Doan Kim Chi works for a local bank in Hanoi, the capital city of Vietnam, and has been a loyal iPhone user for years.
She recently received an iPhone XS Max from her husband as a gift. It is the most expensive smartphone model from Cupertino, California-based Apple and retails at around US$1,100 (S$1,500).
Although very satisfied with her new phone, Chi says she has noticed the rising popularity of new Chinese handsets in Vietnam in recent years, marking a change from the past dominance of brands such as Samsung and Apple.
“You can see adverts from the likes of Oppo everywhere [in Hanoi],” the 31-year-old Vietnamese banker said in an interview. “They have also hired local celebrities to help promote their phones here.”
The increased popularity of brands such as Oppo, Vivo and Xiaomi in Vietnam comes after the deep-pocketed Chinese smartphone players launched a drive into emerging markets, leveraging the same kind of strategies they used to gain market share at home.
This includes aggressive marketing tactics and providing innovative handsets at an attractive price point.
“Oppo TV commercials are broadcast during the golden hour on TV just after the news and in between movies,” said Chi. “You always see an Oppo ad when something big is on the TV.”
After grabbing more than two-thirds of market share in terms of shipments in China and India, two of the world’s largest smartphone markets, these three Chinese smartphone brands have turned to Southeast Asia.
They garnered 62 per cent of the region’s 30.7 million total handset shipments in the second quarter, up from 50 per cent in the same quarter last year, according to a note this month from industry research agency Canalys.
“New brands are popular in Southeast Asia as the chance of success is higher than in other parts of the world,” said Canalys Analyst Matthew Xie in the note. “With 75 per cent of shipments consisting of sub-US$200 models, the market here is focused on mid-to-low-end smartphones, a segment where brand loyalty is low.”
While South Korean market leader Samsung Electronics remains top dog in the region after growth of 5 per cent in the second quarter, following declines in the past three quarters, Chinese brands Oppo, Vivo and Xiaomi secured the second, third and fourth spots respectively. Oppo posted its biggest-ever growth of 49 per cent in the three months.
Realme, an India-focused brand that shares the same owner as Chinese mobile phone maker Oppo, entered the Southeast Asia top five for the first time with a shipment of 1.6 million smartphones, or a 5.2 per cent share, according to Canalys.
“They [Chinese smartphone brands] have continued their journey to not only provide cost-competitive products but also bring innovative features to market,” said Kiranjeet Kaur, Singapore-based senior research manager at IDC. “This includes new charging methods and camera capabilities, which consumers find very appealing.”

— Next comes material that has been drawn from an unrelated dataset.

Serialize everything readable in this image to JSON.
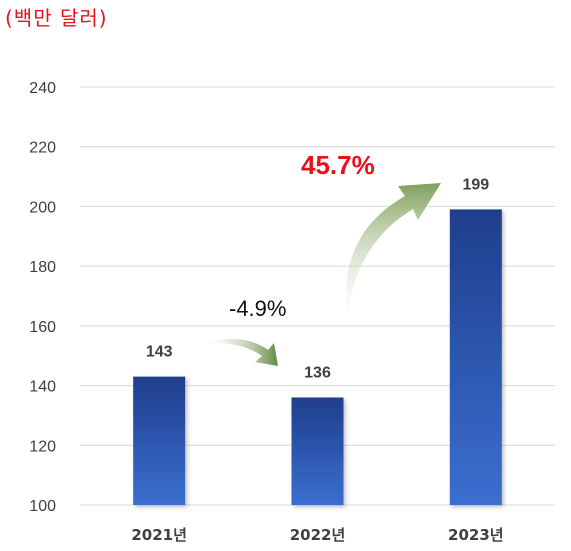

The rising popularity of Chinese brands in the region comes at a time when Huawei Technologies, the largest smartphone vendor in China and the world’s second-largest behind Samsung, has been blacklisted by the US amid an escalating trade war between the US and China.
This has threatened to cut off Huawei’s access to Google services such as Android OS [and apps such as Gmail and YouTube] and Microsoft’s Windows operating system.
According to a Reuters report in June, Facebook will not allow the pre-installation of apps such as Facebook, WhatsApp and Instagram on Huawei’s phones while the Chinese company remains on the blacklist.
This has cast a cloud over Huawei’s overseas handset shipments, including in Southeast Asia.
In Southeast Asia, Oppo has Samsung in its sights, while Xiaomi has already displaced Huawei to take fourth place in the past quarter with the latter being edged out of the top five vendors in the region, according to Canalys, which did not specify Huawei’s shipments or rank in the past quarter.
Currently, Samsung, Oppo, Vivo and Xiaomi dominate smartphone shipments in Thailand, Vietnam, Philippines, Malaysia and Indonesia – taking the top three spots across all five markets, according to Canalys.
“Any gap left by Huawei will be up for grabs for its competitors, especially in the slightly more premium segment,” said IDC’s Kaur.